Poker did not cause my problems, and though it did compound them, it was also a life raft in a way. The boat is not the shore, however, and I am glad to finally be setting my foot upon the solid ground once more. Now I must take the next step in my journey, and find somewhere to pitch my tent in Albuquerque. GL me my brethren, and gl to yourselves.
Another Kind of Poker Life(Why I'm Quitting Poker) Quote
08-02-2016 , 01:29 PM
https://en.wikipedia.org/wiki/Denialism

Okay.

I posted the wrong wiki because I'm stupid.
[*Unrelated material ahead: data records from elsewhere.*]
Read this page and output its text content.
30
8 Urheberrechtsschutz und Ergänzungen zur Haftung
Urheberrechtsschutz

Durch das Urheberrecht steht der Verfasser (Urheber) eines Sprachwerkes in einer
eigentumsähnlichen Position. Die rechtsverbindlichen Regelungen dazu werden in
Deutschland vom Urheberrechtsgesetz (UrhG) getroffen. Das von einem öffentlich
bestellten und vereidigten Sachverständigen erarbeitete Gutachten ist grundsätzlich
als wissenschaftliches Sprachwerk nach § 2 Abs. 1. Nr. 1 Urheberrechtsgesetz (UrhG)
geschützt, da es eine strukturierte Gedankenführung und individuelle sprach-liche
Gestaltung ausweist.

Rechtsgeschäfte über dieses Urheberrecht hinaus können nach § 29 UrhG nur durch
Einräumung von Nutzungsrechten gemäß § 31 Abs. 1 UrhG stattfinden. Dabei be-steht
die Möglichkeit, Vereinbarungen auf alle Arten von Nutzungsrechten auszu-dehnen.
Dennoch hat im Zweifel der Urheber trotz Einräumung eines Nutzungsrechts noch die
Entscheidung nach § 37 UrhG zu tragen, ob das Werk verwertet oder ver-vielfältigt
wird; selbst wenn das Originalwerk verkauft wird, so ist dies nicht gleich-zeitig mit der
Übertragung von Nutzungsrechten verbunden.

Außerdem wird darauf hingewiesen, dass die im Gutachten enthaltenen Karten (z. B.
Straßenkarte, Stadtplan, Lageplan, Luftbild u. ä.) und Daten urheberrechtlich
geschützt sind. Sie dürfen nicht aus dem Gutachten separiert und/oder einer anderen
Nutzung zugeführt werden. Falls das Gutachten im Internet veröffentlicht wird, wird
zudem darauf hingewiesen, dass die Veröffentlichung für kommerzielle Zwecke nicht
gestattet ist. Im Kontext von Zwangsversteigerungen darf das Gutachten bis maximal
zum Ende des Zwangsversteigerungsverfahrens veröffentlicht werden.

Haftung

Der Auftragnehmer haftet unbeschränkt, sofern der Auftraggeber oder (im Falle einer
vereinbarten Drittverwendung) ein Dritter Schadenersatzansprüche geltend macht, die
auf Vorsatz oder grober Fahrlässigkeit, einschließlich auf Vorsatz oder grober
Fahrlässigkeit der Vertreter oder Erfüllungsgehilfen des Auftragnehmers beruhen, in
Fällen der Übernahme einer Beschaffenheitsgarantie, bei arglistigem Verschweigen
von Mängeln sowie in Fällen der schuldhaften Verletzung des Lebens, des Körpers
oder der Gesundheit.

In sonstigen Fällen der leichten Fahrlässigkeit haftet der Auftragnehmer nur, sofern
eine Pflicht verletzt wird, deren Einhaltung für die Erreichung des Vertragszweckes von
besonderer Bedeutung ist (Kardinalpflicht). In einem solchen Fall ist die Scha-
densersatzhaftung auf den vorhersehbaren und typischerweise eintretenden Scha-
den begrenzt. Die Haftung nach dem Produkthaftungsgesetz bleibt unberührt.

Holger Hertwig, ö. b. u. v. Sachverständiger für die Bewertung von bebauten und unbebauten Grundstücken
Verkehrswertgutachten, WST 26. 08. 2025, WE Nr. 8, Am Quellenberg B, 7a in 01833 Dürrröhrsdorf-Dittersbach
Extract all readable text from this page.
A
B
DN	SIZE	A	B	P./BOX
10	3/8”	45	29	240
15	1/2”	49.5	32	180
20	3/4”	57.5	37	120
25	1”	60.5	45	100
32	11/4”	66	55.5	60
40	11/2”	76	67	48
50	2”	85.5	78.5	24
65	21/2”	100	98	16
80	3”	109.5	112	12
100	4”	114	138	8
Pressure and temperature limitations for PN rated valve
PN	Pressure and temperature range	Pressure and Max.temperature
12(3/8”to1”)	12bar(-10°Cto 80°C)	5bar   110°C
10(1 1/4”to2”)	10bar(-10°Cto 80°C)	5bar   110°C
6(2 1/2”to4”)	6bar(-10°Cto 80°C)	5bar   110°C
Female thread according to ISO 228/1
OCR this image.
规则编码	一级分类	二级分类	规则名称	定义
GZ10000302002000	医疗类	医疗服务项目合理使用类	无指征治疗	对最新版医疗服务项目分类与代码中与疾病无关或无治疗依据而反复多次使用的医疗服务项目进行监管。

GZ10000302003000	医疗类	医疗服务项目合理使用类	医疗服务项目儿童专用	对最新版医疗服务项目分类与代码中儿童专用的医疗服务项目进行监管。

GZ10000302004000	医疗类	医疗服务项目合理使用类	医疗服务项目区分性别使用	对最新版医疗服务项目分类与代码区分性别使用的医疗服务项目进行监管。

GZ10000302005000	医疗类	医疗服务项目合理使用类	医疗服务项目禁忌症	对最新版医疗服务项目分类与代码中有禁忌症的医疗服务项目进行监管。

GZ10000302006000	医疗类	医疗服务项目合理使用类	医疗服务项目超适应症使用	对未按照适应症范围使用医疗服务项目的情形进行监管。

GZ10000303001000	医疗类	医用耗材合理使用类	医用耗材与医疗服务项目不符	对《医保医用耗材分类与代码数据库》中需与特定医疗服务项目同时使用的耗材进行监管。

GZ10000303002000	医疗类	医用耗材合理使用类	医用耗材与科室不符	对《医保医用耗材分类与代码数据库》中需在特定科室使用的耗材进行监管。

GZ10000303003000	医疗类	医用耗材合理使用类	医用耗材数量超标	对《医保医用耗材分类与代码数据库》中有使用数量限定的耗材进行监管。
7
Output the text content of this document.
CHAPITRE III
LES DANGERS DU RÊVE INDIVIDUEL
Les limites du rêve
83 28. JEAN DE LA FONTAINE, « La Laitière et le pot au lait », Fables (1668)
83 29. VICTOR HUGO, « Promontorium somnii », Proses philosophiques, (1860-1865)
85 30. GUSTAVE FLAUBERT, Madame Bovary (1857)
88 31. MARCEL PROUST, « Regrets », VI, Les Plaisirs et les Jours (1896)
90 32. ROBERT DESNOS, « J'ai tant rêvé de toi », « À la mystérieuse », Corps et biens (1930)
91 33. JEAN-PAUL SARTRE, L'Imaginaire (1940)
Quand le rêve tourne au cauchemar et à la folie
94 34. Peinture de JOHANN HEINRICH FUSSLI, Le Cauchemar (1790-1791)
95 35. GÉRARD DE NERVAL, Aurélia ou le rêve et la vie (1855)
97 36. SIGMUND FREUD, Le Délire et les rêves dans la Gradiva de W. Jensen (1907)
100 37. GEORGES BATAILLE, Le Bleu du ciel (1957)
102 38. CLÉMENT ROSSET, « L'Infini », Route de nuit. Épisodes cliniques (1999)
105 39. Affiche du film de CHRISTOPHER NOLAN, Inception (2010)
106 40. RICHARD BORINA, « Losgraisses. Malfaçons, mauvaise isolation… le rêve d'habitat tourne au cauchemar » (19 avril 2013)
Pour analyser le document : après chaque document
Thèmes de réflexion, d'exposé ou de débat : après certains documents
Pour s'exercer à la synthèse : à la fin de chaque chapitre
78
https://en.wikipedia.org/wiki/Denial

Last edited by Mike Haven; 08-04-2016 at 03:40 AM. Reason: 2 posts merged
Another Kind of Poker Life(Why I'm Quitting Poker) Quote
08-02-2016 , 04:22 PM
Sounds about right.

How bout that quietism though?

Last edited by Mike Haven; 08-04-2016 at 03:41 AM. Reason: 2 posts merged
Another Kind of Poker Life(Why I'm Quitting Poker) Quote
08-02-2016 , 09:43 PM
This should have been posted in the house of blog forum. It will be moved.
Another Kind of Poker Life(Why I'm Quitting Poker) Quote
08-02-2016 , 10:46 PM
Thank you for letting me know. I'm just finally learning how to navigate forums. I didn't want to put it on a big one, just get it out there to clear my head. I've been on a philosophical journey so I thought maybe this was the best fit. I'm not going to post it there right now. I put it on Facebook and got a lot of good feedback. I'm going to work as hard as I can to better myself and then the world. I will start contributing here about actual philosophical ideas and such. I want to be part of the discussion. Thanks again.
Another Kind of Poker Life(Why I'm Quitting Poker) Quote
08-11-2016 , 10:08 PM
Good luck man! Shoot me the YT link, I enjoy watching vlogs.